'Grim' prospects await students, education workers as schools remain closed -- teachers' group


A teachers' group on Sunday, Sept. 12, said "grim" prospects await students and education workers at the beginning of the school year 2021-2022 as public schools remain closed and distance learning woes are still unresolved.

(ALI VICOY / MANILA BULLETIN)

The Alliance of Concerned Teachers (ACT) attributed the "sorry state of education" to the incompetent leadership of President Rodrigo Duterte and Department of Education (DepEd) Secretary Leonor Briones which resulted in "grave learning loss and worsening education crisis."

“Teachers, students, and parents alike are reasonably anxious to start the new school year. They are set to be subjected to the same torment they went through in the last year as President Duterte continues to neglect his duty to the education sector while Secretary Briones desperately tries to deodorize the reeking state of education, instead of working with stakeholders in demanding better state support," ACT Secretary General Raymond Basilio lamented.

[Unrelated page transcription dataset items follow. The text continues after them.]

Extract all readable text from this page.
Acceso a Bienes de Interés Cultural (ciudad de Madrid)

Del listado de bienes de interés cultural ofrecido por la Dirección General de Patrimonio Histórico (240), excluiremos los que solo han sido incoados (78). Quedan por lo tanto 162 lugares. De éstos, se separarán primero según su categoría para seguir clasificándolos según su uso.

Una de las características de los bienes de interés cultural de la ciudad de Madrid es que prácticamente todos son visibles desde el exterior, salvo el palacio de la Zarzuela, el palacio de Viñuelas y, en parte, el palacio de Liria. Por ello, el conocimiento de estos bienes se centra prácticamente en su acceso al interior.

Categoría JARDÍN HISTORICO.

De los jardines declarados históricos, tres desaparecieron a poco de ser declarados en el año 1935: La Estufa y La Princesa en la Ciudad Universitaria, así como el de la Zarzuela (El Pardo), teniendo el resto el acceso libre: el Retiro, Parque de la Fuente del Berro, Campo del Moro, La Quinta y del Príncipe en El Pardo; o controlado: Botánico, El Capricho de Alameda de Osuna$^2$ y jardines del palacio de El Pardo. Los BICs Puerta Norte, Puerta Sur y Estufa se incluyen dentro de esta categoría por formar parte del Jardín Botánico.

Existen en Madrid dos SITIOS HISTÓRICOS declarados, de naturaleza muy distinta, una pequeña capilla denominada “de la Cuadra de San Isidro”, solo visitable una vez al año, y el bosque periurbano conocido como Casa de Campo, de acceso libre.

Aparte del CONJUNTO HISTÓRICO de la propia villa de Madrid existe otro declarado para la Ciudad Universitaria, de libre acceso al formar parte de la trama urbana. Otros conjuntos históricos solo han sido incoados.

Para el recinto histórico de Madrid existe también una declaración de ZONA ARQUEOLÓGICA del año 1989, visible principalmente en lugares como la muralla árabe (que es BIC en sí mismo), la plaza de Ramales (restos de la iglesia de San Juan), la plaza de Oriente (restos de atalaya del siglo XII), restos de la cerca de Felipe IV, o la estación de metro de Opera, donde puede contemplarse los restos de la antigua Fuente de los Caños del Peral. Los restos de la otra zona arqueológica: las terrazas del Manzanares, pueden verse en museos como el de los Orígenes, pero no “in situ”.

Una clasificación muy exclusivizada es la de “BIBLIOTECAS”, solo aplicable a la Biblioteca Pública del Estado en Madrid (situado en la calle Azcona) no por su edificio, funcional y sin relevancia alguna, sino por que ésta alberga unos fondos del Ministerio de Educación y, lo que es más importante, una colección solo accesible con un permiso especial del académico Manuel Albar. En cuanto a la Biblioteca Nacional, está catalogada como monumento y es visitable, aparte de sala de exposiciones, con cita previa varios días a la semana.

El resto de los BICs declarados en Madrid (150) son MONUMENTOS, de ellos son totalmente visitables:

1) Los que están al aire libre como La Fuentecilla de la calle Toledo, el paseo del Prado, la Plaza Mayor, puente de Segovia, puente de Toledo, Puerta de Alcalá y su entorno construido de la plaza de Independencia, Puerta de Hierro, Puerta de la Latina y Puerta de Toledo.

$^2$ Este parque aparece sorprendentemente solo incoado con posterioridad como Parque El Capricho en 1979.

"It's just us again. It's impossible, our teachers and students can no longer take the incompetency of our government," Basilio added.

ACT said the most obvious indicator of the government’s failure to support and improve education amid the pandemic is the persisting blanket imposition of the no face-to-face classes policy in basic education, making the Philippines one of the last two countries in the world to have an indefinite school closure.

Since late last year, many stakeholders have pushed for the pilot run of limited in-classroom learning in remote and low-risk or zero-case areas. However, such proposals have, in the last months, included fewer and fewer schools due to the worsening public health crisis, especially with the Delta variant-induced surge in COVID-19 cases.

The group also hit the government for the lack of resolution to the multitude of problems with its remote learning program.

"Every other country—except for one—has successfully re-opened their schools despite the pandemic, but the Duterte admin stubbornly insists on its thoughtless ‘one-size fits all’ policy. It’s employing the same unscientific approach it has used against COVID-19 in its response to the needs of education—which not even Secretary Briones can deny. Neither can DepEd refute the glaring costs of such failure to education access and quality and to the welfare of teachers and students. So how can the Secretary, in good conscience, stomach the praises she publicly gave out to President Duterte yesterday?" Basilio said.

He referred to Briones’ earlier claims that the agency has been able to "improve the overall condition of the country’s education system" through the “increased allocation and strong commitment” of the Duterte administration.

Briones cited the raising of teachers' salaries, construction of more schools, and bigger education funding.

However, ACT said Briones' claims are a "deliberate effort to mislead the public" and a "complete misrepresentation of the sentiments of the education sector."

ACT added that "everyone but Briones" acknowledges the grave crisis education is under."

“Has she forgotten how Duterte’s Salary Standardization Law gave the second-lowest salary adjustment to teachers, or she just chooses to ignore that because she has consistently opposed our fight for decent pay? What about the widely noted learning loss among students, or the amount of school closures during this regime—from hundreds of Lumad schools to private schools that the government failed to support at the height of the pandemic?"

The school year 2021-2022 will officially open in public schools on Monday, Sept. 13 under a blended learning set-up.

As of Sept. 10, there are 21.9 million enrollees in public and private schools in the country.